I felt frustrated by these maskless students because we have so much to gain from doing everything in our control to fight back against the pandemic. If students can avoid getting sick, they can avoid missing classes or even exams because of isolation. Mask wearing is an incredibly easy step that we can all take to keep ourselves and those around us safe. Students at a higher risk of developing serious symptoms will be protected, nobody will have to worry about bringing the virus home with them at the end of the semester and we can keep D.C.’s hospitals from being overrun with COVID-19 patients. That’s the end goal – slow this virus down so it doesn’t cause major interruptions to our society. So when GW announced that the indoor mask mandate was back after only a very short sabbatical, I was not surprised but disappointed that students need a hard-and-fast rule instead of simple guidance to do the right thing. The reason we still have to deal with this virus at all is that we can’t be trusted to make remarkably low-cost decisions for the collective good. Perhaps if students had continued to mask up when the mandate became a “strong recommendation,” we could have kept cases lower and enforcing the mask mandate once more would have been unnecessary.

Going forward, GW needs a substantive enforcement mechanism to keep people from breaking the rules. If the rules are not enforced, there may as well be no mandate at all. I’ve seen GW employees politely remind students at the University Student Center to put their masks back on after they’ve finished their meals from Panera, but that’s a far cry from the oversight that is necessary to make students take the rules seriously. To start, professors need to be serious about requiring masks in their classrooms and asking students who will not mask up to leave class. If GW won’t improve upon enforcement, more students will begin to violate the mask mandate as they grow weary of pandemic regulations. Should that happen, students will have to be more diligent about reminding their less responsible peers about wearing their masks indoors. The people who skip out on the rules need to feel some social pressure to do the right thing.

One day, and hopefully soon, the masking issue will once again be a matter of personal choice, but that can only happen if students are willing to do their part and wear their masks responsibly. It takes diligence but also common sense – there are indeed certain times and places where mask wearing has very little impact. Classes or student organization meetings with 10 or fewer students may not be a place where masks are necessary. But in lecture halls, classrooms and public spaces, proper mask wearing is essential. Students must remember that this is a university campus in a big city where people literally live on top of one another.
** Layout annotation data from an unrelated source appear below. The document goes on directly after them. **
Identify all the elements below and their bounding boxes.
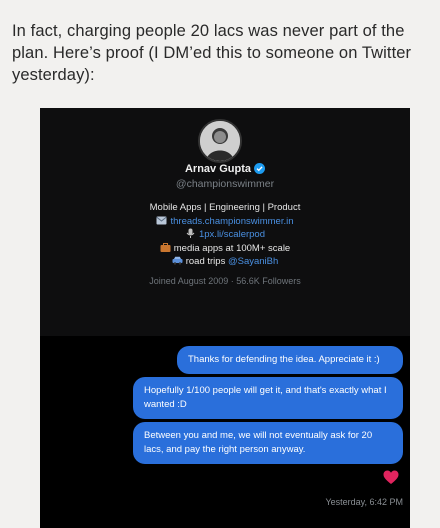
- bio-media-text: media apps at 100M+ scale: [173, 242, 291, 254]
- bio-line-pod: 1px.li/scalerpod: [40, 228, 410, 242]
- message-bubble[interactable]: Hopefully 1/100 people will get it, and …: [133, 377, 403, 419]
- car-icon: [172, 256, 183, 265]
- dm-conversation: Thanks for defending the idea. Appreciat…: [40, 336, 410, 528]
- message-bubble[interactable]: Between you and me, we will not eventual…: [133, 422, 403, 464]
- profile-joined-followers: Joined August 2009 · 56.6K Followers: [149, 276, 301, 286]
- bio-line-media: media apps at 100M+ scale: [40, 242, 410, 256]
- verified-badge-icon: [254, 163, 265, 177]
- scalerpod-link[interactable]: 1px.li/scalerpod: [199, 229, 265, 240]
- avatar[interactable]: [198, 119, 242, 163]
- profile-name[interactable]: Arnav Gupta: [185, 163, 251, 175]
- embedded-screenshot: Arnav Gupta @championswimmer Mobile Apps…: [40, 108, 410, 528]
- bio-line-trips: road trips @SayaniBh: [40, 255, 410, 269]
- threads-link[interactable]: threads.championswimmer.in: [170, 216, 293, 227]
- profile-handle: @championswimmer: [175, 178, 275, 190]
- sayani-mention-link[interactable]: @SayaniBh: [228, 256, 278, 267]
- profile-bio: Mobile Apps | Engineering | Product thre…: [40, 201, 410, 269]
- bio-line-threads: threads.championswimmer.in: [40, 215, 410, 229]
- bio-trips-text: road trips: [185, 256, 228, 267]
- post-text: In fact, charging people 20 lacs was nev…: [12, 22, 412, 84]
- microphone-icon: [185, 228, 196, 238]
- profile-card: Arnav Gupta @championswimmer Mobile Apps…: [40, 108, 410, 336]
- heart-reaction-icon: [383, 470, 399, 490]
- envelope-icon: [156, 216, 168, 225]
- briefcase-icon: [160, 242, 171, 252]
- bio-line-roles: Mobile Apps | Engineering | Product: [149, 202, 301, 213]
- message-timestamp: Yesterday, 6:42 PM: [325, 497, 403, 507]
- profile-name-row: Arnav Gupta: [40, 163, 410, 177]
- message-bubble[interactable]: Thanks for defending the idea. Appreciat…: [177, 346, 403, 374]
We’re going to have to mask up longer than our rural and suburban counterparts to handle this pandemic.

The entire world has been bending over backward to respond to the pandemic’s relentless curveballs, like COVID-19’s alphabet soup of variants, but we cannot allow ourselves to give up and hope that others will do the right thing for us. Every member of this community has to work tirelessly to see that the mask mandate is adhered to through the semester’s final stretch. The ‘I’m just tired of wearing it’ rationale threatens to put us right back where we started.

Zachary Bestwick, a sophomore majoring in political science, is an opinions writer.